The US-led coalition fighting ISIS has announced that the “allied forces” launched an airstrike on Thursday in Syria’s eastern province of Deir Ezzor, which led to the death of dozens of people, the Syrian Observatory for Human Rights monitor said. The Syrian monitor reported that 54 persons, among them ISIS militants, and 28 civilians have been killed in the air strike.
Replying to Reuters request regarding this report, the spokesman for the US-led coalition Colonel Sean Rayan said: “probably the coalition or allied forces have launched strikes on the surrounding of al-Soussa and al-Baghouz Fawqani yesterday”. He added that a report about civilian casualties have been prepared to be looked into by a “follow up unit on civilian casualties in order to assess the situation” adding “we do not have any further details right now.”
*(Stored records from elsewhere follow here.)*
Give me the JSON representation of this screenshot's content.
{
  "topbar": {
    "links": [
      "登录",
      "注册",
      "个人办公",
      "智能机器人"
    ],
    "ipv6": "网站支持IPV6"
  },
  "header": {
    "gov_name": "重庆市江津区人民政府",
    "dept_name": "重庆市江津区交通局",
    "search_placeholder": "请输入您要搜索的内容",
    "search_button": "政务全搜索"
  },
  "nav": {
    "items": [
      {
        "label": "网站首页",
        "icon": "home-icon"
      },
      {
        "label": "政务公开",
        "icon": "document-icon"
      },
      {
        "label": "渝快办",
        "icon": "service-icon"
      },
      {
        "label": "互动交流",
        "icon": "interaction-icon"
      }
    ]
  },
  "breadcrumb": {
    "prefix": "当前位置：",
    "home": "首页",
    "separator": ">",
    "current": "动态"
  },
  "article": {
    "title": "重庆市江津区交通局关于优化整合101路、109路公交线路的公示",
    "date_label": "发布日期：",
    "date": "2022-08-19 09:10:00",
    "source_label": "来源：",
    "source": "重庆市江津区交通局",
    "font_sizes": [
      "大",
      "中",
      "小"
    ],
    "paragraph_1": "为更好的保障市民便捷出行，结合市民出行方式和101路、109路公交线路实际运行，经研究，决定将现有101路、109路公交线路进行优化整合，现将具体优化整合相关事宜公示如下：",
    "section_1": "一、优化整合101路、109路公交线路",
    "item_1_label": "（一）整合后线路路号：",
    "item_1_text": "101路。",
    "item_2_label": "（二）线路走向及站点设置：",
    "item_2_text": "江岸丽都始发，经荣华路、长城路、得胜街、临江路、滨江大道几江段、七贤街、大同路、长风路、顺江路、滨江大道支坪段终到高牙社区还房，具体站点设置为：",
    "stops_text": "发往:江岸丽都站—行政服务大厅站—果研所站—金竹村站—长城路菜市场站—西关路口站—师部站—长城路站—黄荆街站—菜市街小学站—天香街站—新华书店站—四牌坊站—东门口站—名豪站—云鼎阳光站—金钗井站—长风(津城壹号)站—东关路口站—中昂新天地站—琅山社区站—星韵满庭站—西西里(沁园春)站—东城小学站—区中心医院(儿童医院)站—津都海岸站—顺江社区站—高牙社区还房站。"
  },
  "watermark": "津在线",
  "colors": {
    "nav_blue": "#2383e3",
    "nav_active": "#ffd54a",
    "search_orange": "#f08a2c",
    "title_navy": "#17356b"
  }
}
Al-Soussa lies to the east of the Euphrates River, in a pocket of territory still held by the extremists. Iraqi warplanes have recently carried out strikes against ISIS in eastern Syria, while coalition aircraft have been supporting Kurdish-led fighters battling the extremists.
State news agency SANA reported the strike late Thursday, saying more than 30 civilians were killed and accusing the US-led coalition of carrying it out. ISIS fighters swept across Syria and Iraq in 2014, declaring a cross-border “caliphate” in areas they controlled.
They have since lost most of that territory to various offensives, but still retain pockets of land in Syria including in the country’s vast Badiya desert and in Deir Ezzor. ISIS fighters have faced two separate offensives in Deir Ezzor on either side of the Euphrates River that cuts through the province.
Russia-backed regime forces have pushed back the militants on the western side of the Euphrates, while the US-backed Syrian Democratic Forces alliance has battled them to its east.
Last month, an ISIS incursion into the town of Albu Kamal on the west of the Euphrates left dozens of pro-regime fighters dead. Attacks spiked after the extremists were evacuated from their last bastion outside Damascus in May, many heading to the Badiya desert, the Observatory said.
ISIS also has a presence in the northwestern province of Idlib, as well as in the southwestern province of Daraa where it has been battling opposition fighters in recent days.
The government and rebels last week announced a ceasefire agreement as the regime moves to retake control of the whole of the province, but ISIS is excluded from that deal. The extremists hold a corner of territory in Daraa on the border with Jordan and the Israeli-occupied Golan Heights.
Overnight Wednesday-Thursday, they seized the nearby village of Heet from rebels who had agreed to hand over their heavy weapons to the regime after deadly clashes.